McKennie has tried to stay in as much as possible, only going to the store for necessities while using protective gear and plenty of hand sanitizer. The daily rotation of video games, TV, workouts and down time can become stale before long, but it's been supplemented by working out on video calls with his Schalke teammates and staff.
"It's been one of those processes. You don't know whether the season is going to restart, so you have to always be prepared," he said. "We do home workouts, we have an app that we all log in to. It's like a video chat with everybody. We work out at home over live stream.
"It's a bit frustrating at the moment because for somebody like me that lives so far away from home, maybe having to play through summer and not having the opportunity to go home at all is a bit frustrating but something that you kind of have to go through. Many other players, I'm sure, are experiencing the same thing right now."
Before the season was suspended, McKennie had a good thing going under Schalke coach David Wagner, who played eight times for the United States men's national team in the 1990s and got Huddersfield Town promoted to the Premier League in 2017. Last season, Schalke won just eight league games and nearly got relegated. This season, Wagner led the team to more wins than the previous season by mid-January and has his squad currently in sixth place, enough for Europa League qualification.
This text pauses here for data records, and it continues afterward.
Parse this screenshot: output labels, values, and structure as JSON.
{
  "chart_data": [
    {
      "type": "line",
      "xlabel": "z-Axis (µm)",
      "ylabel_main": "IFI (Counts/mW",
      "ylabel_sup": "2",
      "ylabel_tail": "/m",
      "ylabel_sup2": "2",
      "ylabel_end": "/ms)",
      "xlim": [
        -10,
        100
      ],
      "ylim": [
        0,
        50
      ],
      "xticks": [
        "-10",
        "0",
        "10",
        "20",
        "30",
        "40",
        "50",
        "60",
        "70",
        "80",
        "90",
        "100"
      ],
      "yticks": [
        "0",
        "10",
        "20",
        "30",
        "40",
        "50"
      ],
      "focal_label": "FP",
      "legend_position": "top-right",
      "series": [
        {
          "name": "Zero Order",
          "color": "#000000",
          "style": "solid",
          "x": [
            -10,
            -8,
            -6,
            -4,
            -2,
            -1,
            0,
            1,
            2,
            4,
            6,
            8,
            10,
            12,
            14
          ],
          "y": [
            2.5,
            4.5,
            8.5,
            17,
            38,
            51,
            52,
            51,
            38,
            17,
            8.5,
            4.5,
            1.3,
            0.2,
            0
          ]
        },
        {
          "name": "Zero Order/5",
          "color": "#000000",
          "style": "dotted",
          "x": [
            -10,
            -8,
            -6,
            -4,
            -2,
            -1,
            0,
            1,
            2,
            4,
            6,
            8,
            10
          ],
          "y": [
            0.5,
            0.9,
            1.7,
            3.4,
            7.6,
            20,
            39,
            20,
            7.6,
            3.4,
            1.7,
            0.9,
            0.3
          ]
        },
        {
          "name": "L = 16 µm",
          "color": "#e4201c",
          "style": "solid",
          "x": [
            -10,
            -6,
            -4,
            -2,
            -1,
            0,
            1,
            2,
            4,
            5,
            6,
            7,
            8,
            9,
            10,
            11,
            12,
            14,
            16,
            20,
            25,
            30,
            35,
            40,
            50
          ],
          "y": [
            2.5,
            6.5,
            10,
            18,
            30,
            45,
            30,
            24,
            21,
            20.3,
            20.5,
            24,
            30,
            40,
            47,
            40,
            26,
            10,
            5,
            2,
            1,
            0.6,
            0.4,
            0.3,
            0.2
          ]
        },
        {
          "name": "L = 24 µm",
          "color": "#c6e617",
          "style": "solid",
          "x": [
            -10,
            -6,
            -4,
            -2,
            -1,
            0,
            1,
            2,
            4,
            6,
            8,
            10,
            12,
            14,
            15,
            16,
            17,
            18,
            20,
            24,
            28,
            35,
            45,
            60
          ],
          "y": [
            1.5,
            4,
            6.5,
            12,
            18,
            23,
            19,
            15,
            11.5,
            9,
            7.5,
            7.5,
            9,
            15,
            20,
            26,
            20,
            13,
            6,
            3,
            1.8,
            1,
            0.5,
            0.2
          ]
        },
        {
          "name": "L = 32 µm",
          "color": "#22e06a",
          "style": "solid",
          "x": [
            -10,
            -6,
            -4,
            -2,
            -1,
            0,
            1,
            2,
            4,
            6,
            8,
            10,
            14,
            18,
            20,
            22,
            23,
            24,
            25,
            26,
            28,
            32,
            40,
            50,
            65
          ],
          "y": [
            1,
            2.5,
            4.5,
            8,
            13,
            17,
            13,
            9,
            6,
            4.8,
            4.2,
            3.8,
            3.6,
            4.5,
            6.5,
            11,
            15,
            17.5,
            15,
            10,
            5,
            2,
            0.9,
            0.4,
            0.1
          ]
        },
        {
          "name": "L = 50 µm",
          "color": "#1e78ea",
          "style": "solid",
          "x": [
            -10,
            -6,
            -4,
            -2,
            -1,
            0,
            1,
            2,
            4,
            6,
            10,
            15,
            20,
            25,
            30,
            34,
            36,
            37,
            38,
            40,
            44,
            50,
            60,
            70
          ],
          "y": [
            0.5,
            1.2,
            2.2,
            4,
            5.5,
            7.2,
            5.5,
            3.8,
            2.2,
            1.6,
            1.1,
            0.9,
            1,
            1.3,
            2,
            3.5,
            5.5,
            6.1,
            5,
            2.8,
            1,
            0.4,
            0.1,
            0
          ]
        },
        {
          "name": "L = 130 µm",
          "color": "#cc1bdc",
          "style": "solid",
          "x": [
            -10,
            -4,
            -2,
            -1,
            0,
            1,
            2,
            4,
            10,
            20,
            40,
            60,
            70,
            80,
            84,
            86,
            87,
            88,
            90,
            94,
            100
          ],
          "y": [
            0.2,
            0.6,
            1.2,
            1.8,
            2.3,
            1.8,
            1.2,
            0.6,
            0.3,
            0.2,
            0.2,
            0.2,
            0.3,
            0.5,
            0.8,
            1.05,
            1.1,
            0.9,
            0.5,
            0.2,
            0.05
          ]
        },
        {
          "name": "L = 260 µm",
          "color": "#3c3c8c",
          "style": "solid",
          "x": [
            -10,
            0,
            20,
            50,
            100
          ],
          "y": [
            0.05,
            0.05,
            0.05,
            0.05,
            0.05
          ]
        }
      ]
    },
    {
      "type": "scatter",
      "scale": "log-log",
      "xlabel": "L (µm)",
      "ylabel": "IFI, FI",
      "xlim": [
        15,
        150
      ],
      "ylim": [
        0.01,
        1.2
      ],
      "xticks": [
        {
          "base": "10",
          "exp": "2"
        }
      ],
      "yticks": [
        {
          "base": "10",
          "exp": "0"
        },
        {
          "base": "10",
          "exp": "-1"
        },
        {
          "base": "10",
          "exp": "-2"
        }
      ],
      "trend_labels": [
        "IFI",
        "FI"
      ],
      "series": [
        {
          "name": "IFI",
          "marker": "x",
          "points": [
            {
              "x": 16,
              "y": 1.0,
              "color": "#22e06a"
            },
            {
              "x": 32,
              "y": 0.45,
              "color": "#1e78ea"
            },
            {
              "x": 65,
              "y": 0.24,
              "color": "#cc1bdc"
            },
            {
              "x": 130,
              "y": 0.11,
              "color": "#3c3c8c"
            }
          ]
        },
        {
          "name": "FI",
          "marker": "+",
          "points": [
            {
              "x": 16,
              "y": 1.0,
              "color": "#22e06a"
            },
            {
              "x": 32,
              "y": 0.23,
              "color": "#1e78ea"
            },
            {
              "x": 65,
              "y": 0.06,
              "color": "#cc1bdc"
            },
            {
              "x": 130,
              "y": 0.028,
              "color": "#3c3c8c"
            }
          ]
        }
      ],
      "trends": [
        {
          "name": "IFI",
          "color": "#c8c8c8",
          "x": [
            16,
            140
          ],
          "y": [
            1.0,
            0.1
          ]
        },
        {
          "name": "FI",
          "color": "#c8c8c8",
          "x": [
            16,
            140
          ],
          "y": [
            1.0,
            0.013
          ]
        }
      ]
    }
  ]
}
"Surprisingly, me and the coach, we speak in German even though he's a bit American, too. I think one of the biggest differences between this year and last year is we have a lot more confidence," McKennie said. "When he came in, he instilled a certain amount of confidence in the players and in the team, and the club as well. That's been a big help. He's easy to communicate with, he's easy to talk to, and he has an idea and a plan of how he wants to play. That's the biggest difference from last year and this year."
The Bundesliga is hoping for play to potentially resume in early May, behind closed doors. McKennie is looking forward to that moment for himself personally, but also for sports fans around the world craving something, anything than old game replays and rewatching The Sopranos and The Wire.
"Hopefully it's a relief, a sense satisfaction as well," McKennie said. "All of us, the whole sports world, have been without sports for quite some time. Everyone has gotten a taste of what it would be like without sports. I know I definitely have. At this time, I'm sitting here contemplating what I'm going to do after my career because right now not being able to play is a bit hard.
"Whenever sports do come back, I think it will be a good time for many people and a way to kind of try and get past this time that we all have been going through. It would be good for the healing process, something for people to finally look forward to."